Quarantine flakes fast
Quarantine within 24 hours of confirmation. Quarantined tests get a deadline to fix or delete, the quarantine list itself is bounded so it does not accumulate into a graveyard.
- Within 24 hours. Fast-isolation rule per flake; move to a non-blocking suite so the team is not blocked on a known-flaky test.
- Deadline: fix or delete in 2 weeks. Explicit clock per quarantined test avoids graveyard accumulation.
- Bound the quarantine list. Under-5% target per team; above that is a sign the team is giving up rather than fixing.
- Named owner per quarantined test. Responsible engineer per test catches "we forgot about it" within the deadline window.
How to fix flakes
Most flakes are timing or shared-state. Fix with explicit synchronisation, isolated fixtures, deterministic IDs. When the test surfaces a real production race, fix the bug rather than the test.

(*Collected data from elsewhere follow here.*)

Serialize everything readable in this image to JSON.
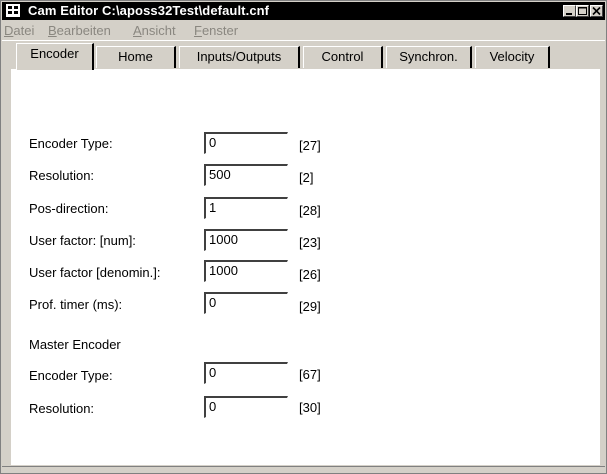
{
  "window": {
    "title": "Cam Editor C:\\aposs32Test\\default.cnf",
    "controls": [
      "minimize-icon",
      "maximize-icon",
      "close-icon"
    ]
  },
  "menu": {
    "items": [
      {
        "label": "Datei",
        "u": "D",
        "rest": "atei"
      },
      {
        "label": "Bearbeiten",
        "u": "B",
        "rest": "earbeiten"
      },
      {
        "label": "Ansicht",
        "u": "A",
        "rest": "nsicht"
      },
      {
        "label": "Fenster",
        "u": "F",
        "rest": "enster"
      }
    ]
  },
  "tabs": [
    {
      "label": "Encoder",
      "active": true
    },
    {
      "label": "Home"
    },
    {
      "label": "Inputs/Outputs"
    },
    {
      "label": "Control"
    },
    {
      "label": "Synchron."
    },
    {
      "label": "Velocity"
    }
  ],
  "encoder": {
    "rows": [
      {
        "label": "Encoder Type:",
        "value": "0",
        "code": "[27]"
      },
      {
        "label": "Resolution:",
        "value": "500",
        "code": "[2]"
      },
      {
        "label": "Pos-direction:",
        "value": "1",
        "code": "[28]"
      },
      {
        "label": "User factor: [num]:",
        "value": "1000",
        "code": "[23]"
      },
      {
        "label": "User factor [denomin.]:",
        "value": "1000",
        "code": "[26]"
      },
      {
        "label": "Prof. timer (ms):",
        "value": "0",
        "code": "[29]"
      }
    ],
    "master_heading": "Master Encoder",
    "master_rows": [
      {
        "label": "Encoder Type:",
        "value": "0",
        "code": "[67]"
      },
      {
        "label": "Resolution:",
        "value": "0",
        "code": "[30]"
      }
    ]
  }
}
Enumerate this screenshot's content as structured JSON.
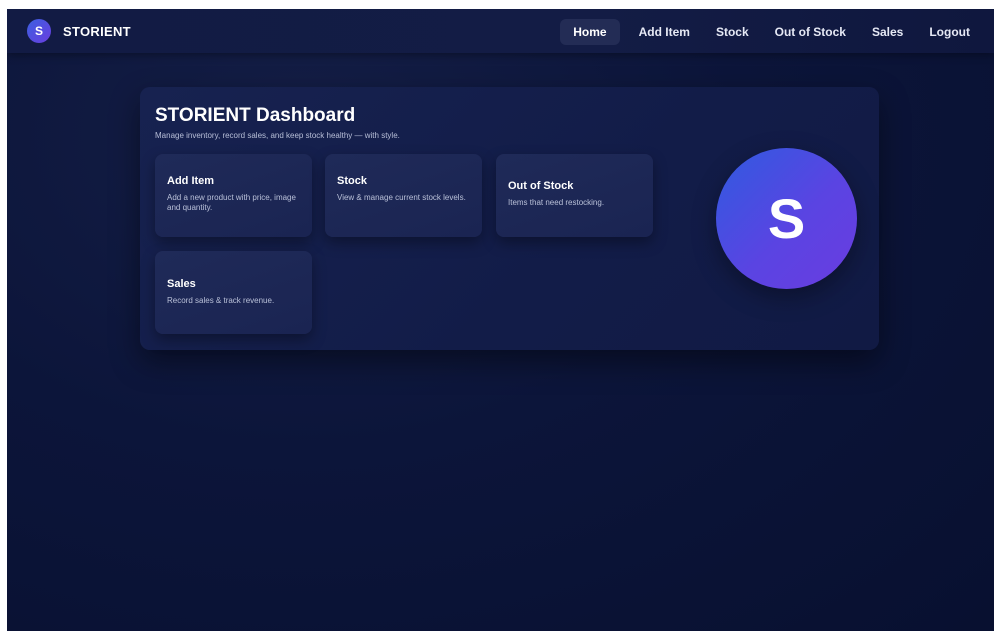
{
  "brand": {
    "logo_letter": "S",
    "name": "STORIENT"
  },
  "nav": {
    "items": [
      {
        "label": "Home",
        "active": true
      },
      {
        "label": "Add Item",
        "active": false
      },
      {
        "label": "Stock",
        "active": false
      },
      {
        "label": "Out of Stock",
        "active": false
      },
      {
        "label": "Sales",
        "active": false
      },
      {
        "label": "Logout",
        "active": false
      }
    ]
  },
  "dashboard": {
    "title": "STORIENT Dashboard",
    "subtitle": "Manage inventory, record sales, and keep stock healthy — with style.",
    "cards": [
      {
        "title": "Add Item",
        "description": "Add a new product with price, image and quantity."
      },
      {
        "title": "Stock",
        "description": "View & manage current stock levels."
      },
      {
        "title": "Out of Stock",
        "description": "Items that need restocking."
      },
      {
        "title": "Sales",
        "description": "Record sales & track revenue."
      }
    ],
    "avatar_letter": "S"
  },
  "colors": {
    "background": "#0c153a",
    "panel": "#151f4c",
    "card": "#1e2957",
    "accent_start": "#2f5be0",
    "accent_end": "#6a3ce0",
    "active_nav": "#232c55"
  }
}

- Most flakes are timing. Implicit waits, race conditions, shared state per flake; the common pattern across most test suites.
- Fix patterns. Explicit synchronisation, isolated test fixtures, deterministic IDs per flake; the standard fixes for the standard causes.

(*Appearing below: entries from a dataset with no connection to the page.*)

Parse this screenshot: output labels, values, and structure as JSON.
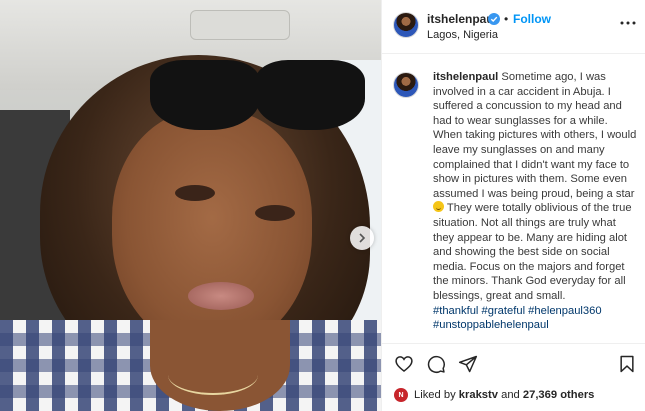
{
  "post": {
    "username": "itshelenpaul",
    "dot": "•",
    "follow_label": "Follow",
    "location": "Lagos, Nigeria",
    "caption": {
      "username": "itshelenpaul",
      "text_part1": " Sometime ago, I was involved in a car accident in Abuja. I suffered a concussion to my head and had to wear sunglasses for a while. When taking pictures with others, I would leave my sunglasses on and many complained that I didn't want my face to show in pictures with them. Some even assumed I was being proud, being a star ",
      "emoji": "grinning-face-emoji",
      "text_part2": " They were totally oblivious of the true situation. Not all things are truly what they appear to be. Many are hiding alot and showing the best side on social media. Focus on the majors and forget the minors. Thank God everyday for all blessings, great and small.",
      "hashtags": [
        "#thankful",
        "#grateful",
        "#helenpaul360",
        "#unstoppablehelenpaul"
      ]
    },
    "likes": {
      "badge": "N",
      "prefix": "Liked by ",
      "user": "krakstv",
      "middle": " and ",
      "count": "27,369 others"
    }
  },
  "colors": {
    "follow": "#0095f6",
    "hashtag": "#00376b",
    "verified": "#3897f0",
    "border": "#efefef"
  },
  "icons": {
    "header": [
      "verified-badge-icon",
      "more-options-icon"
    ],
    "actions": [
      "heart-icon",
      "comment-icon",
      "share-icon",
      "bookmark-icon"
    ],
    "carousel": "chevron-right-icon"
  }
}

- Real production race: fix the bug. Test-is-correct case per flake; fix the bug, not the test, when the flake surfaces real concurrency issues.
- Captured root cause per fix. Documented "why this flaked" note per flake supports later pattern recognition.
How to install the discipline
Three pieces install the discipline: track flake rate as a CI health metric, block merges when the flake threshold is exceeded, allocate explicit engineering time to flake fixes.
- Track flake rate as CI health metric. Published flake-rate chart per week shifts behaviour; visibility is the cheap part.
- Block merges over threshold. Flake-rate gate per suite blocks new tests until cleanup; the constraint produces the engineering time.
- Allocate engineering time. Explicit flake-fix allocation per quarter; flake fixes do not ship features, they need explicit prioritisation.
- Named owner per team. Responsible engineer per team catches "everyone-and-no-one" flake fixing patterns.